# Didn't know where to post this. But?



## simonlfcgreen (Jan 18, 2010)

Chef Master-classes I am going to attend one with Martin Wishart at his restaurant in Edinborough its £325 but what you would learn from 9.00am to 3.00pm from a Michelin star chef has got to be worth it. My question is, is there anymore chefs that do this.


----------



## ishbel (Jan 5, 2007)

Lots of British chefs hold one, two or week long courses. I've been on courses with Jean Christoph Novelli, Anton Mosimann, Raymond Blanc, Rick Stein, Shaun Hill and others in England and Nick Nairn in Scotland.

Many UK chefs have cookery schools.

I've eaten at Wishart's restaurant - and also at Kitchin... of the two, I recommend Mr Kitchin's place!


----------



## simonlfcgreen (Jan 18, 2010)

I have looked about im talking about them in person teaching you. I can only find Wishart and im sure i found a Blanc one but i cant find it any more.


----------



## ishbel (Jan 5, 2007)

I have attended a lot of courses at the Mosimann Academy in London. that's where the class was run by various other chefs, like Novelli, Hill and others. But they aren't a one-to-one. The chef normally demonstrates a number of dishes and then the class copies. None of them are HUGE classes - probably only 20 people, max.


----------



## simonlfcgreen (Jan 18, 2010)

I have sent an enquiry to Tom Kitchin's course


----------



## ishbel (Jan 5, 2007)

He's my current favourite in the UK. Good, wholesome SEASONAL Scottish ingredients.

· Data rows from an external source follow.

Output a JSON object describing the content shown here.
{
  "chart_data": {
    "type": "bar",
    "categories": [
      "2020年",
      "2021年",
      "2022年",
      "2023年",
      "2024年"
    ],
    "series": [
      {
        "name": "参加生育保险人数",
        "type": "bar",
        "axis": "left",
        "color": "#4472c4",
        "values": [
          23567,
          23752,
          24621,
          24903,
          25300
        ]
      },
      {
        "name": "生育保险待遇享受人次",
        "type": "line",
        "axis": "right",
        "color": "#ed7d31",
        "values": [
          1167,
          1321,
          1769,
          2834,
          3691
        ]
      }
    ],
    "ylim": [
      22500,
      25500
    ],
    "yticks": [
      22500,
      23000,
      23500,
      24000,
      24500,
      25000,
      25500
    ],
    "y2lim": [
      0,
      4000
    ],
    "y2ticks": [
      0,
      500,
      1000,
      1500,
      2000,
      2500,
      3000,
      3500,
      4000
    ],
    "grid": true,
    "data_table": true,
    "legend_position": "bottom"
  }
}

Another of my favourites is Malcom Duck - he has two restaurants, one in central Edinburgh and one in Gullane (or nearby).


----------



## simonlfcgreen (Jan 18, 2010)

Dou you know if the restaurant of Kitchin's has acomodation for students Because that 5 day course looks a **** of a bargain.


----------



## ishbel (Jan 5, 2007)

I wouldn't have a clue! I suspect not, but there are lots of fairly cheap B&Bs in Leith (the area where his restaurant is situated).


----------



## simonlfcgreen (Jan 18, 2010)

Sound i had a quick look and found some very cheap places.


----------



## ishbel (Jan 5, 2007)

Be very cautious!
Leith was our main port and was also fairly dodgy until about 10 years or so ago - it is undergoing massive regeneration - lots of trendy restaurants and great new apartment blocks - but you might feel better booking a B&B in an area like, for instance, Mayfield Gardens (a bus-ride away from Leith) - just do a google with B&B, Mayfield Gardens...


----------



## simonlfcgreen (Jan 18, 2010)

Thank you very much it will be quite abit away till i go any ways i gotta get saving.


----------